N'y font exception que les autoroutes mais celles-ci, d'une part, se distinguent du reste du réseau national par leurs caractéristiques propres et, d'autre part, doublent systématiquement et nécessairement celui-ci mais ne le remplacent pas.

Or, dès l'instant où est édifié un pont reliant des voies nationales ou départementales existantes, il s'incorpore automatiquement à celles-ci dont il assure la continuité et doit, comme elles, être d'utilisation gratuite.

Admettre le contraire, en effet, constituerait une intolérable atteinte à la liberté d'aller et venir dans la mesure où certains usagers seraient contraints, pour leurs déplacements les plus normaux, d'acquitter une redevance indûe et, de surcroit, très élevée. Ainsi, s'agissant des ponts reliant une île au continent ou franchissant un estuaire profond, les intéressés n'auront de choix qu'entre ne pas se déplacer ou payer un péage élevé pour emprunter un ouvrage faisant naturellement partie du réseau routier.

A titre d'exemple, les habitants de la commune de Saint-Brévin, qui travaillent à Saint-Nazaire, ou ceux de l'île d'Oléron qui vont quotidiennement sur le continent, devront circuler sur des ponts qui sont des points de passage d'autant plus obligés que leur mise en service a entraîné la disparition des anciens bacs. Ces derniers étaient certes payants (bien qu'à prix modiques) mais ne faisaient pas partie du réseau routier.

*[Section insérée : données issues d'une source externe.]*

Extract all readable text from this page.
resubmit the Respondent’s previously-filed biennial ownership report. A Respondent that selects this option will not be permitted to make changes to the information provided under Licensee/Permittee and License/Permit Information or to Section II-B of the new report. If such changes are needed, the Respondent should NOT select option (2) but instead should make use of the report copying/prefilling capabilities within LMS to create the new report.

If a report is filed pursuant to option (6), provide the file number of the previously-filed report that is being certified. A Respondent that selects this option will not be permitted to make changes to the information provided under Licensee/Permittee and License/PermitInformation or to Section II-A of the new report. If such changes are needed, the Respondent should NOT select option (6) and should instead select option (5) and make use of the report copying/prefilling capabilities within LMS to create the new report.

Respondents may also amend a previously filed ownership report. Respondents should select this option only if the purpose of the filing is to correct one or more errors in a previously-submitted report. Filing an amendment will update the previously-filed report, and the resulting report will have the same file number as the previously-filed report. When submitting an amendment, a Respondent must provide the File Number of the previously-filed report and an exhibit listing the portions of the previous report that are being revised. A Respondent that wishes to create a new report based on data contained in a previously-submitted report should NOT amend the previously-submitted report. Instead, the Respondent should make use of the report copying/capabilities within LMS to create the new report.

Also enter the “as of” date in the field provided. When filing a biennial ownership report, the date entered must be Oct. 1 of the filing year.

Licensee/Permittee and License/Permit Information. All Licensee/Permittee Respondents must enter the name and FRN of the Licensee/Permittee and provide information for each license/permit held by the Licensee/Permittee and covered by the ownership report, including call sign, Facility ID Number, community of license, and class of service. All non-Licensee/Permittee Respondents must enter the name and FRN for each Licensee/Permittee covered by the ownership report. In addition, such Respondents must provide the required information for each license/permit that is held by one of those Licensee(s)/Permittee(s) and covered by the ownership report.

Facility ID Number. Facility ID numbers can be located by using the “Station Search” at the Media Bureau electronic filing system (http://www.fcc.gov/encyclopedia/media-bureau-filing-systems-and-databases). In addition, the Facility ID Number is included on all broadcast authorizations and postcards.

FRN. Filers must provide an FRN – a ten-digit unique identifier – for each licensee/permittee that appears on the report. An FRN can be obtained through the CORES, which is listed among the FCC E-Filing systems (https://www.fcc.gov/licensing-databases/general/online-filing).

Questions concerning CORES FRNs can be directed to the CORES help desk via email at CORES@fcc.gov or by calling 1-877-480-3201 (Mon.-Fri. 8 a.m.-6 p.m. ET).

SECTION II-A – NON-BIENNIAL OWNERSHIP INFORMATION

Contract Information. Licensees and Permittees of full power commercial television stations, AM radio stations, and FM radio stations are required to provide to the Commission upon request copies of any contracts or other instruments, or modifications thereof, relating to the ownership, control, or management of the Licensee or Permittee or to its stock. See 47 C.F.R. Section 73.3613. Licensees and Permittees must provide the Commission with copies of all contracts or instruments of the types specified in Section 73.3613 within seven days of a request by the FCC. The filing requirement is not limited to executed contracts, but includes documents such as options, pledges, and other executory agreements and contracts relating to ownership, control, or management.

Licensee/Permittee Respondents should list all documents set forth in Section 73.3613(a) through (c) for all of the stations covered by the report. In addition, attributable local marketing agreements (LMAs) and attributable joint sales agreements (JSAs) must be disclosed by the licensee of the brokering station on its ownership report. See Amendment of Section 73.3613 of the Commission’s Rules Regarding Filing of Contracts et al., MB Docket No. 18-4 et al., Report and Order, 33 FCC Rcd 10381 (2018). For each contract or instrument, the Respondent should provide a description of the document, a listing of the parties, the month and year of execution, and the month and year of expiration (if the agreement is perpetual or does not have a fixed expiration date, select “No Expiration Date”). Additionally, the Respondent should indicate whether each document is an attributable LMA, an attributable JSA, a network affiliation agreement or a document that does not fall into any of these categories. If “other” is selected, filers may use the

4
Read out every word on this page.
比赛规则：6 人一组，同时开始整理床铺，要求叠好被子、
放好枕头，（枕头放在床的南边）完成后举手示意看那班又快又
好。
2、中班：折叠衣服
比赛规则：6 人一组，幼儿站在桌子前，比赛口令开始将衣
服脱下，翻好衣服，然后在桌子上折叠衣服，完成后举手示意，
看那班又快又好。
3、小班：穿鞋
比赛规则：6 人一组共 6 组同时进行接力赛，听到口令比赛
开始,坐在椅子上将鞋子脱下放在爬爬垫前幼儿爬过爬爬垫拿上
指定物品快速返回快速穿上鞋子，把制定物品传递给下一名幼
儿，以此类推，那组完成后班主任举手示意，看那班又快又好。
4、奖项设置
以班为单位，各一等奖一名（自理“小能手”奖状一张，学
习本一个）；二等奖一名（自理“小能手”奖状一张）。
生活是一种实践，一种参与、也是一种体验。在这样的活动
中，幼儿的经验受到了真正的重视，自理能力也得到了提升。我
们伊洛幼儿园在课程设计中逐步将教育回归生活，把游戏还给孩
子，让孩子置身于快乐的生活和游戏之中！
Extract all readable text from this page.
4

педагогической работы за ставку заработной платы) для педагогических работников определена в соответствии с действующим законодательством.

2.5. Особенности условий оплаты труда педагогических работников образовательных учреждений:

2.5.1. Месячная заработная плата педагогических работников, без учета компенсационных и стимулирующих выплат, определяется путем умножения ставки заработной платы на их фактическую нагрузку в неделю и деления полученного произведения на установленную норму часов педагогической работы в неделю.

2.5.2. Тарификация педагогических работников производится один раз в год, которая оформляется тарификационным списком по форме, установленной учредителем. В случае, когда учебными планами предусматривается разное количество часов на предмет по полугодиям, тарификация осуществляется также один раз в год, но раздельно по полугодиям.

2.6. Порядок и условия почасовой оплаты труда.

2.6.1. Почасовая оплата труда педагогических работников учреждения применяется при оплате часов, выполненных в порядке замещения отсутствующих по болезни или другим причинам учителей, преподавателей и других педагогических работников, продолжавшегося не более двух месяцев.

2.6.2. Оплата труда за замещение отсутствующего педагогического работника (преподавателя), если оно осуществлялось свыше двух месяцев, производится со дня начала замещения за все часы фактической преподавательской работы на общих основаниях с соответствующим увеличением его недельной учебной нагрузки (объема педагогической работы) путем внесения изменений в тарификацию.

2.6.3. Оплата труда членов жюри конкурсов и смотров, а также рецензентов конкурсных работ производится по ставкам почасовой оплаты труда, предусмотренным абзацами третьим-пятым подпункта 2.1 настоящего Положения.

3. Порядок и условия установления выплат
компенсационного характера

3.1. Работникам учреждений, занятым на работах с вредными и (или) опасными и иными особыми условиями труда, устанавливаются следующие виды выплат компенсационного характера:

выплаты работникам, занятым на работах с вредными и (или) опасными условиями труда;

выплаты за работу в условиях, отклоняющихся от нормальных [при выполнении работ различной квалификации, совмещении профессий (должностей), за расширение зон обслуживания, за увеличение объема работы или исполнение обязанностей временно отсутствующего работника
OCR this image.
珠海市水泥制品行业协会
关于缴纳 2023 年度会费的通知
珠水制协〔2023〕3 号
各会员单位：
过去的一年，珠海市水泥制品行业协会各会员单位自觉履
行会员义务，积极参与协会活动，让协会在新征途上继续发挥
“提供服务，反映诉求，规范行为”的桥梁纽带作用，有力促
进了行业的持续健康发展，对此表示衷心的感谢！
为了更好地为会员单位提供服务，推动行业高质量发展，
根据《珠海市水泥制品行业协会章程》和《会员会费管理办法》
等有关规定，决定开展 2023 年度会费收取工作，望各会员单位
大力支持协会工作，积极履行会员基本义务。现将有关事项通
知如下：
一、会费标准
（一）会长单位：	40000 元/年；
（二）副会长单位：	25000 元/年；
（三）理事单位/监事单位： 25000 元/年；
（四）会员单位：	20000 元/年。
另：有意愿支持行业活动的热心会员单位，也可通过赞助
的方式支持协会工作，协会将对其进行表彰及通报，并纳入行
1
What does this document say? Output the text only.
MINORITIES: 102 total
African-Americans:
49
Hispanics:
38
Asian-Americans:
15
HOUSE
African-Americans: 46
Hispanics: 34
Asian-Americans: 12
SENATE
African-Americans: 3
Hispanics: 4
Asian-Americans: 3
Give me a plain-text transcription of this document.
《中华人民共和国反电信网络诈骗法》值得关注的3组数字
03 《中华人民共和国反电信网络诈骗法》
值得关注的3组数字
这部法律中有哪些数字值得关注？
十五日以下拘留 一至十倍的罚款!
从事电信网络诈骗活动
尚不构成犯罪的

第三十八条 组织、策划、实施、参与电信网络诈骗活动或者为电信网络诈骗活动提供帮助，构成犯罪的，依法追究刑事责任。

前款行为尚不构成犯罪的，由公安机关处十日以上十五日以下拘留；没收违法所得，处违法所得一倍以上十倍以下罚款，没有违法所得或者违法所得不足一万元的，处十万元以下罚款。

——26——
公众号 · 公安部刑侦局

Or, l'existence et le montant des péages seront, pour les intéressés, un obstacle difficlement surmontable dans les faits et inadmissible dans le principe. Là est la différence fondamentale avec les autoroutes, dont l'utilisation procède d'un libre choix (entre facilité avec péage ou gratuité avec lenteur), tandis que les ponts reliant des îles au continent ou desservant des estuaires profonds subordonnent impérativement la circulation au paiement d'une redevance. A cet égard, il convient de rappeler que pour aller de Saint-Brévin à Saint-Nazaire sans utiliser le pont à péage, il est nécessaire de parcourir une distance de 120 kilomètres (contre 3 km sur le pont) et de traverser, en outre, l'agglomération et la ville de Nantes.

L'atteinte à la liberté d'aller et venir, liberté essentielle s'il en est, se trouve ainsi nettement caractérisée.

En vain objecterait-on que l'article 3, qui permet des tarifs différentiels ou la gratuité, rétablit une certaine liberté de circulation. D'une part, il ne s'agit là que d'une faculté et non d'une obligation. D'autre part, elle est réservée aux seuls ouvrages reliant des voies départementales.

Enfin, et surtout, cette modalité substituerait une nouvelle inégalité à l'ancienne au lieu de la faire disparaître.

La construction des ponts a, en effet, permis que tous les intéressés puissent utiliser la partie du réseau routier qu'ils constituent pour leurs déplacements nécessaires, alors que cela leur était auparavant interdit parce qu'impossible.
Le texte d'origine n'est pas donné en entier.